Saturday, May 19, 2007

Lightening strikes twice

Amazing. Twice in just over a week. I'm a few days late posting this, but my pulse is still racing. Unbelievably, following my exhilarating dash across North London, via Warren Street, last week, I was forced to tempt fate again this week by attempting to beat the system once more. I have to say it didn't give me the same buzz as last time, simply because this time around it was too close for comfort. This time around I didn't just push my luck - I gave it a real shove. And amazingly, it stretched.

It was Tuesday afternoon. The Wife works a half-day on a Tuesday, and so where possible I like to get away from work promptly so that I can be home in time to share a few quality moments with her before Holby City starts. So at 6pm I rose from my desk, grabbed by things, bid a cheery farewell to my colleagues and hastened out the door into the early evening Soho bustle. Making my way to the bus stop, I joined the back of a longish queue of people and waited for the number 73 to arrive. And then I waited a bit more. For some reason which did ont become clear, the bus was runinng a bit late, and it didn't actually turn up until gone five past - not much of a delay by public transport standards, but on such slim marigns, as I have observed before, are trains caught and missed.

Already running a few minutes late, I was concerned when the first two sets of traffic lights on the way down Tottenham Court Road proved to be against us. Then we stopped outside Goodge Street and for some reason people took ages getting on - fumbling for Oyster cards and passes, asking the driver where the bus was going to, all that sort of thing. All the time the second hand on my watch continued it's methodical march, the minute hand trailing slowly, reluctantly, but inexorably behind it.

It got to ten past - less than fifteen minutes before my train and still we hadn't got to the end of Tottenham Court Road. I knew, with gloomy certainty, that we'd get held up by the lights at Euston, and the memory of that occasion a few weeks back when I'd had to dash across Kings Cross, unwittingly causing a lady to spill her coffee as I sped past, only to see the train pull away from the platform in front of me, flashed before my mind's eye. I made another of those split-second decisions. I got off the bus, and made for Warren Street tube station.

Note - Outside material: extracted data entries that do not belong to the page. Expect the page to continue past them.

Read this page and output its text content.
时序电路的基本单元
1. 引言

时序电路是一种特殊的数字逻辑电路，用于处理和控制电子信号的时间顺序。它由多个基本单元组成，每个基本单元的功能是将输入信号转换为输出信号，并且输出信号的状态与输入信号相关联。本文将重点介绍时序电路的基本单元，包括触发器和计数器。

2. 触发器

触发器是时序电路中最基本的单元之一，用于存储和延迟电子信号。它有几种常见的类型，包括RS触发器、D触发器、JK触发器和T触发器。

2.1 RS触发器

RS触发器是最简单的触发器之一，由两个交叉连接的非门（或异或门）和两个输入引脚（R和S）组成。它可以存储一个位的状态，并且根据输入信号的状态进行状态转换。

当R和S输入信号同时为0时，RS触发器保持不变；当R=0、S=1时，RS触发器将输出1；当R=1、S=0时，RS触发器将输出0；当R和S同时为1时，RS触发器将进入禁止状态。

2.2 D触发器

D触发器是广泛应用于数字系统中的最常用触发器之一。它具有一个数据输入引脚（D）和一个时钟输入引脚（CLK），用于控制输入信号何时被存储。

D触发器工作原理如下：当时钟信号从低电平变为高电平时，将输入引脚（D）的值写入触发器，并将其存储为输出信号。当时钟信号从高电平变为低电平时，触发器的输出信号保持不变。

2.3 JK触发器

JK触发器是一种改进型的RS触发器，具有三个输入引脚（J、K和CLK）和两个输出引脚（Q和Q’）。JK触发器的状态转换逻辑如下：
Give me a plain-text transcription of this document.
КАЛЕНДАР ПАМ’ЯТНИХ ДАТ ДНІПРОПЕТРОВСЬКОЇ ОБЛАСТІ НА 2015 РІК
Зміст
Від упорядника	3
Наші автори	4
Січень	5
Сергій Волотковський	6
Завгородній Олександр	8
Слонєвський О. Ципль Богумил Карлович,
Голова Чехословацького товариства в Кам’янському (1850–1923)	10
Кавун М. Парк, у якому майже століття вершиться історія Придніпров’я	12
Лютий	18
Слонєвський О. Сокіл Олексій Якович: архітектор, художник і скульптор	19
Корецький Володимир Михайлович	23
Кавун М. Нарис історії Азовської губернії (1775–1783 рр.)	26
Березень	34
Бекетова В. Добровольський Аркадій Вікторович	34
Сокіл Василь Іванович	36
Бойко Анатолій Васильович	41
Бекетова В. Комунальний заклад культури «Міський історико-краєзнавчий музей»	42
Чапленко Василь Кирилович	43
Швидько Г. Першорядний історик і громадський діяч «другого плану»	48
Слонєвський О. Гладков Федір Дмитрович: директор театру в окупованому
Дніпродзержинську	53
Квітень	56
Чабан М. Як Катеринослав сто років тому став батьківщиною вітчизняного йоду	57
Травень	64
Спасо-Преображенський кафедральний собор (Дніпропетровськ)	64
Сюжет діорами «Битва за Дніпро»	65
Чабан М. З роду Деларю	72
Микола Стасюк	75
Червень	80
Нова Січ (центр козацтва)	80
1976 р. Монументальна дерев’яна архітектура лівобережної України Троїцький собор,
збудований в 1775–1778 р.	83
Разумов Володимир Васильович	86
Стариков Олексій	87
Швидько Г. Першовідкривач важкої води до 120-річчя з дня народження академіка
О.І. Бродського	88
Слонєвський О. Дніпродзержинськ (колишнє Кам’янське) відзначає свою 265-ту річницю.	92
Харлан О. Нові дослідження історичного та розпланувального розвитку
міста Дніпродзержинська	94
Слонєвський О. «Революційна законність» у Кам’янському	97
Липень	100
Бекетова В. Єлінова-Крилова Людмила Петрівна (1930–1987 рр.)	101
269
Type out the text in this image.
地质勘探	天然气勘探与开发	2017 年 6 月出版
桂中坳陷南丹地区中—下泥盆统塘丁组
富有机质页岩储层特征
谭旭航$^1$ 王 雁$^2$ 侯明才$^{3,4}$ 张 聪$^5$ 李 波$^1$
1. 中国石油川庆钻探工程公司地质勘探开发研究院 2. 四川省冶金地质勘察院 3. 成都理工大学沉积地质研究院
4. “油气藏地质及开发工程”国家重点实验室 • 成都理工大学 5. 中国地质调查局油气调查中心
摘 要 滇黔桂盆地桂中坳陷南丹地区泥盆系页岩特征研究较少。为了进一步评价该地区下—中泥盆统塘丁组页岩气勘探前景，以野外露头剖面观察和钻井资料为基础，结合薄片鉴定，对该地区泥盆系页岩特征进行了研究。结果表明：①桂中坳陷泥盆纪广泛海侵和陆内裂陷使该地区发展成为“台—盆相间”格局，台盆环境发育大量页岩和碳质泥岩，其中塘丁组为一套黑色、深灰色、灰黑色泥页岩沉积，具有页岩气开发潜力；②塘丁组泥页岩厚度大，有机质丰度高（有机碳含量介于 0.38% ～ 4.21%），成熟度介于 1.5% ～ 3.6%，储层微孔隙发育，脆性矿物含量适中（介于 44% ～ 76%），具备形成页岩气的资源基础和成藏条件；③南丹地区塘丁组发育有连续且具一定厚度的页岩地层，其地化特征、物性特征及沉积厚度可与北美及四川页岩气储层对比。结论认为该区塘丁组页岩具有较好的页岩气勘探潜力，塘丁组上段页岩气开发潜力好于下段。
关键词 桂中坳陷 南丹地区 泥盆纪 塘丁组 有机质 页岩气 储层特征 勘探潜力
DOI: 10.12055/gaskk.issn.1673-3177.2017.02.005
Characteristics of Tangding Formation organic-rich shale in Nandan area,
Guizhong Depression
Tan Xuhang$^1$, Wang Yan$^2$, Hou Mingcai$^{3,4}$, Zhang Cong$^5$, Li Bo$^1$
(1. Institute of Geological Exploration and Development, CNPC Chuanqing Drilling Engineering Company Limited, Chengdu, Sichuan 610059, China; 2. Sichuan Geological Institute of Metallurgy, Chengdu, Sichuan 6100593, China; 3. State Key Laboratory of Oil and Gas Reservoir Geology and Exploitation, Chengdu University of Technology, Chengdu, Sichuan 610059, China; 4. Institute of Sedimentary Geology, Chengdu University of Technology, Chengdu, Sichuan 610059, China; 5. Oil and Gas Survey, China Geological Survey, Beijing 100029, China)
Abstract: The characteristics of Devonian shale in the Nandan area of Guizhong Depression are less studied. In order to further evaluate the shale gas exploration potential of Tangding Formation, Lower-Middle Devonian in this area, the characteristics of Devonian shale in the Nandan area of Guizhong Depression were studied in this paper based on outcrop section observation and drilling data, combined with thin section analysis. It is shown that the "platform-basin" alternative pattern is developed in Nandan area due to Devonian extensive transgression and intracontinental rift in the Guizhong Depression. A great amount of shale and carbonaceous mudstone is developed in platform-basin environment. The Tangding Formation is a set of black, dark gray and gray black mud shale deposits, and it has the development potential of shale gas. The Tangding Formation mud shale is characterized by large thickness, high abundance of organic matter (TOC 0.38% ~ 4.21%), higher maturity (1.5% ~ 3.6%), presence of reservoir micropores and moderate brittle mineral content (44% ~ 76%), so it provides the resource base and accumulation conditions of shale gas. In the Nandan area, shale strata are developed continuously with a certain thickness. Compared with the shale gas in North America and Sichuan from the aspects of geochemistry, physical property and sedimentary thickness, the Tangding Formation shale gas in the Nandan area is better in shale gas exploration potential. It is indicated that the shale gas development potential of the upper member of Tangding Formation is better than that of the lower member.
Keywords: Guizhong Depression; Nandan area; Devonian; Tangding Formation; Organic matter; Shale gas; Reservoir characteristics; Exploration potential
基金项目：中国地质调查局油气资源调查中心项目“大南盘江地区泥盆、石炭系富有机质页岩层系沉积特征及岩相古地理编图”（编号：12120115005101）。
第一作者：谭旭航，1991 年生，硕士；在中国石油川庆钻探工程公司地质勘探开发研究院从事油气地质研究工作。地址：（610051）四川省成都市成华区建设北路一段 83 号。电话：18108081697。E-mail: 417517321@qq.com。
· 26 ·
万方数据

Now here's a wierd thing. I know it's not a long way from that bus stop to the station, but somehow on this occasion it seemed much further than usual. Bobbing and weaving between people, I reached the top of the escalators and plunged downwards into the bowels of city. A glance at the watch confirmed that I probably still had time to make it up and out of the Underground station at Kings Cross and get the train, so I made my way to the end of the platform where I thought the rear of the train would be, and waited. A minute later than the electronic board said it would be (but I'm experienced enough to expect that), the train arrived but somehow I'd got my bearings mixed up, and it turned out I was at the front! It was also packed - I might have been able to get on, but my bag would have had to remain at Warren Street. Not an option. With a growing sense of foreboding, I hurried down to the other end of ther platform to await the next train. It turned up fairly rapidly, and mercifully thre was just enough space for both bag and body. Checking the watch again, I realised that the hike across Kings Cross was now out of the question, and then it struck me that if I was going all the way to Finsbury Park I was in completely the wrong part of the train. With the exit at Finsbury halfway along the platform I was bound to get stuck at the back of the queue. Nothnig I could do about it now. I would just have to be ready to sprint up the stairs, three at a time.

When we got to Kings Cross, I briefly considered getting off and making a run for it, with the exit right in front of me when the doors opened, but the watch told me that there were only four minutes before my train left, and weighing up my featherlight chances, I realised that the scales were still just about tipped in favour of the Finsbury Park option. I put my bag down, closed my eyes, and started a few rudimentary stretching exercises to prepare my limbs for the dash.

Eventually, we reached Finsbury. I leapt from the train, slung my bag over one shoulder and sped along the inside of the platform, perilously close to the edge (the yellow line may as well have been a distant horizon). Reaching the spiral staircase, I bounded up the stairs, squeezing between a couple of ladies with a shouted apology, and on to the platform where the train from Kings Cross was just pulling in. My brow glistening with perspiration and my heart racing, I hurled myself through the doors just as the alarm signalled that they ready to close and slumped against the partition, thinking to myself "I've got to stop doing this. I'm getting too old for it."

Then I remembered that life bigins at thirty.